Minority influence Flashcards
What is ‘minority influence’?
A form of social influence in which a minority of people (sometimes one person) persuades others to adopt their beliefs, attitudes or behaviours.
What does minority influence lead to?
Internalisation - both public behaviour and private beliefs are changed.
Minority influence consists of what 3 processes?
- Consistency
- Commitment
- Flexibility
Explain the process ‘consistency’
The minority must be consistent with their view. Overtime, this consistency increases the interest from other people and might make them rethink their views: (“If they keep saying it, then maybe they have a point”)
Consistency can take the form of agreement between what two?
Synchronic consistency (people in the minority group) - “they’re all saying the same things”
Diachronic consistency (consistency over time) - “they’ve even saying the same thing for a while now”

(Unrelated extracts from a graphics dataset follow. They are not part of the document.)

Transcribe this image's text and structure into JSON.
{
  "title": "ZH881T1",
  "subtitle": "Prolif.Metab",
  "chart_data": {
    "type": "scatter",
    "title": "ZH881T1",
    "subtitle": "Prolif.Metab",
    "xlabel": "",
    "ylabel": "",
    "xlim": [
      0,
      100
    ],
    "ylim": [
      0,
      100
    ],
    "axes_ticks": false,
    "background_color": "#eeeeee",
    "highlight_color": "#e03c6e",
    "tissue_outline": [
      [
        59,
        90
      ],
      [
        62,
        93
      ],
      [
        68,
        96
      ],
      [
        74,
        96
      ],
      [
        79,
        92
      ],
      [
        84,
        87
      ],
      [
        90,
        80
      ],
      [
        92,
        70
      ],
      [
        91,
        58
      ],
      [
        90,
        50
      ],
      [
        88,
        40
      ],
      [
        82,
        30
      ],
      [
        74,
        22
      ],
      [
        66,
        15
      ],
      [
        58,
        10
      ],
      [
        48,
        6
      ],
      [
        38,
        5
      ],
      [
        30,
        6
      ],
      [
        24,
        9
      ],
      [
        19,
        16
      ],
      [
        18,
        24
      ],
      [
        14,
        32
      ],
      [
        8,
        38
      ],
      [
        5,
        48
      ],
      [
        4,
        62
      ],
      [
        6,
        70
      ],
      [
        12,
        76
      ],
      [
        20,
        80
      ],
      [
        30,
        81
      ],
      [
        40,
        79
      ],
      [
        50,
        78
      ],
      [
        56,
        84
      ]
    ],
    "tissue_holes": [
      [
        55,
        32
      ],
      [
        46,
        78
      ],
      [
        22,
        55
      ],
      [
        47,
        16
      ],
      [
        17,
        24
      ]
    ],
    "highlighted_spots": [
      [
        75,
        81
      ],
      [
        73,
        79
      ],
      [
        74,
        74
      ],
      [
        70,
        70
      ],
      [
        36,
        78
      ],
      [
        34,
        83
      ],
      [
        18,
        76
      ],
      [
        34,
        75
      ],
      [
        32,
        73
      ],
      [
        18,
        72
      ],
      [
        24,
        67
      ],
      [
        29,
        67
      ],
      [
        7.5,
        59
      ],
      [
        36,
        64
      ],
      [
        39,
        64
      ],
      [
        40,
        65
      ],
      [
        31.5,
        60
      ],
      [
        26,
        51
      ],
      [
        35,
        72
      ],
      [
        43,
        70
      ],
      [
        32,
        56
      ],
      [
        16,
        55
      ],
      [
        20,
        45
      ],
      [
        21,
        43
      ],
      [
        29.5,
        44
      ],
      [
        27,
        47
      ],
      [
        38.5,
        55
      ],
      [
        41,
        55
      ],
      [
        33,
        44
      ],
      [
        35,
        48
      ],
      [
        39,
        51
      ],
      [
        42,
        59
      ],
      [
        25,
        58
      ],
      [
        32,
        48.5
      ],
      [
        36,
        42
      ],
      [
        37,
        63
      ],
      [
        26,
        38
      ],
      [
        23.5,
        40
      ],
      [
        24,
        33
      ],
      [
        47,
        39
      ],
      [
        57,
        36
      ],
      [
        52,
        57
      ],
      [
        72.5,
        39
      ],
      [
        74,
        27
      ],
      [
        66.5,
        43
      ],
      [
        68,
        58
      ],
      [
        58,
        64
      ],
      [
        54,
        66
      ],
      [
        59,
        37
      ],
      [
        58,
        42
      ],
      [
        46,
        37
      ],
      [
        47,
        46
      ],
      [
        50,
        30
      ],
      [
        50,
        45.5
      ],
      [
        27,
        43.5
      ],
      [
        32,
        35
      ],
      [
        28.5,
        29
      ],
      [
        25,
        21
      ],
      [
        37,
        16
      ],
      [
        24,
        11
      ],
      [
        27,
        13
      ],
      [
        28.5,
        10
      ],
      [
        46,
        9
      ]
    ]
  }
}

What does ‘synchronic consistency’ mean?
The people in the minority group - “they’re all saying the same things”
What does ‘diachronic consistency’ mean?
Consistency over time - “they’ve been saying the same thing for a while now”
Explain the process ‘commitment’
The minority must demonstrate commitment to their cause/ view. Sometimes extreme activities are used to draw attention to the cause/ view. These must present some risk in order to show greater commitment. Augmentation principle - majority pay even more attention.
Explain the process ‘flexibilty’
Nemeth (1986) argued that being consistent and repeating the same argument and behaviours could be off-putting to the majority. Because of this, members of the minority need to be prepared to adapt their point of view and accept reasonable and valid counter arguments.
What is the snowball effect?
All three factors make people think about the minority influence. Over time, increasing numbers of people switch for the majority position to the minority position. The more this happens, the faster the rate of conversion. Gradually the minority view has become the majority view and social change has occured.
What did Moscovici et al. (1969) do?
A group of 6 people all viewed 36 blue-coloured slides of varied intensity - they then had to state the colour, blue or green
There were 3 seperate groups:
Group 1: the confederate consistently said the slides were green
Group 2: confederates were inconsistent about the colour of the slides
Group 3: a control group - no confederates
What were the findings of group 1?
Consistent minority condition - participants gave the same wrong answer on 8.42% of the trials, 32% gave the same answer on atleast one trial.
What were the findings of group 2?
Inconsistent minority condition - agreement fell to 1.25%
What were the findings of group 3?
Control group - participants wrongly identified colour 0.25% of the time.
What were Moscovici’s conclusions?
A consistent minority is far more influential than an inconsistent one. A change is at a private level showing internalisation.